Do you work for yourself or are you thinking about becoming self-employed? Taxes are an important part of running a small business so make sure you are informed about your obligations and responsibilities.
Income tax payments
PAYG instalments is a system for individuals and companies to pay instalments towards their income tax. In your first year of business, you generally don’t pay PAYG instalments. After you lodge your first tax return showing a profit from business or investment income, the Australian Tax Office (ATO) will send you a letter outlining whether you must pay PAYG instalments. As such, you will need to budget for the total amount of income tax you are liable to pay. One way to budget to pay your tax is to estimate the total amount of tax you will required to pay and make voluntary payments to the ATO throughout the year.
Goods and services tax (GST)
In Australia, goods and services tax (GST) is charged on the supply of most goods, services and other things, for example, supplies of rights or the sale of certain property. The GST rate is set at 10 per cent and is payable if you make a taxable supply. The value of a taxable supply is the GST-exclusive consideration payable for the supply. For example, if the value of the supply is $70 the GST payable is 10% x $70 = $7.
Claim business related expenses
The self-employed will be eligible to claim more allowances for legitimate business expenses than standard employees. The types of expenses that can be claimed include travel to and from work, telephone bills, stationery, and work clothing or uniforms. Your accountant will be able to advise you on the types of expenses you are able to claim for your type of business.

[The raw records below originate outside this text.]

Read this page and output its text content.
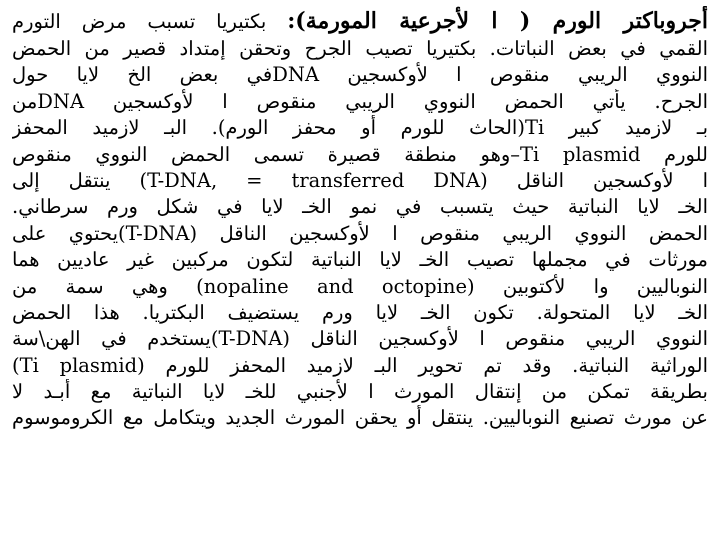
أجروباكتر الورم ( ا لأجرعية المورمة): بكتيريا تسبب مرض التورم
القمي في بعض النباتات. بكتيريا تصيب الجرح وتحقن إمتداد قصير من الحمض
النووي الريبي منقوص ا لأوكسجين DNAفي بعض الخ لايا حول
الجرح. يأتي الحمض النووي الريبي منقوص ا لأوكسجين DNAمن
بـ لازميد كبير Ti(الحاث للورم أو محفز الورم). البـ لازميد المحفز
للورم Ti plasmid–وهو منطقة قصيرة تسمى الحمض النووي منقوص
ا لأوكسجين الناقل (T-DNA, = transferred DNA) ينتقل إلى
الخـ لايا النباتية حيث يتسبب في نمو الخـ لايا في شكل ورم سرطاني.
الحمض النووي الريبي منقوص ا لأوكسجين الناقل (T-DNA)يحتوي على
مورثات في مجملها تصيب الخـ لايا النباتية لتكون مركبين غير عاديين هما
النوباليين وا لأكتوبين (nopaline and octopine) وهي سمة من
الخـ لايا المتحولة. تكون الخـ لايا ورم يستضيف البكتريا. هذا الحمض
النووي الريبي منقوص ا لأوكسجين الناقل (T-DNA)يستخدم في الهن\سة
الوراثية النباتية. وقد تم تحوير البـ لازميد المحفز للورم (Ti plasmid)
بطريقة تمكن من إنتقال المورث ا لأجنبي للخـ لايا النباتية مع أبـد لا
عن مورث تصنيع النوباليين. ينتقل أو يحقن المورث الجديد ويتكامل مع الكروموسوم
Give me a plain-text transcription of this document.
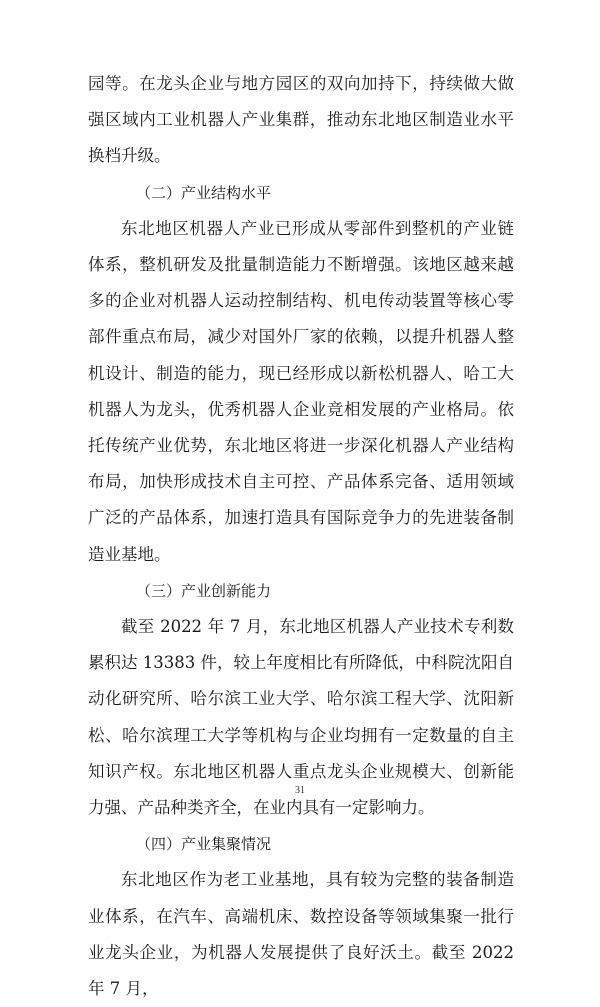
园等。在龙头企业与地方园区的双向加持下，持续做大做强区域内工业机器人产业集群，推动东北地区制造业水平换档升级。

（二）产业结构水平

东北地区机器人产业已形成从零部件到整机的产业链体系，整机研发及批量制造能力不断增强。该地区越来越多的企业对机器人运动控制结构、机电传动装置等核心零部件重点布局，减少对国外厂家的依赖，以提升机器人整机设计、制造的能力，现已经形成以新松机器人、哈工大机器人为龙头，优秀机器人企业竞相发展的产业格局。依托传统产业优势，东北地区将进一步深化机器人产业结构布局，加快形成技术自主可控、产品体系完备、适用领域广泛的产品体系，加速打造具有国际竞争力的先进装备制造业基地。

（三）产业创新能力

截至 2022 年 7 月，东北地区机器人产业技术专利数累积达 13383 件，较上年度相比有所降低，中科院沈阳自动化研究所、哈尔滨工业大学、哈尔滨工程大学、沈阳新松、哈尔滨理工大学等机构与企业均拥有一定数量的自主知识产权。东北地区机器人重点龙头企业规模大、创新能力强、产品种类齐全，在业内具有一定影响力。

（四）产业集聚情况

东北地区作为老工业基地，具有较为完整的装备制造业体系，在汽车、高端机床、数控设备等领域集聚一批行业龙头企业，为机器人发展提供了良好沃土。截至 2022 年 7 月，

31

Paid Parental Leave scheme
If you are self-employed you are still eligible for the Paid Parental Leave scheme. You must be on leave or not working from the time you become your child’s primary carer until the end of the Paid Parental Leave cycle. If you return to work before your Paid Parental Leave period ends, the payment will stop from that day. However, self-employed people can still keep an eye on their business without it being regarded as having returned to work, meaning you can oversee business operations and perform the occasional administrative task, such as paying an account or hiring replacement staff to manage your absence from work. For further information, view the Family Assist Employer’s Toolkit.
Your tax period determines when you must submit your activity statement and pay GST. A tax period is usually a period of three months (that is quarterly) ending on 31 March, 30 June, 30 September or 31 December, or a calendar month (monthly). However, you may be able to make your tax period annual, if you qualify and elect this option. If you have annual tax periods, you are only required to lodge an activity statement, and pay any GST payable, once a year.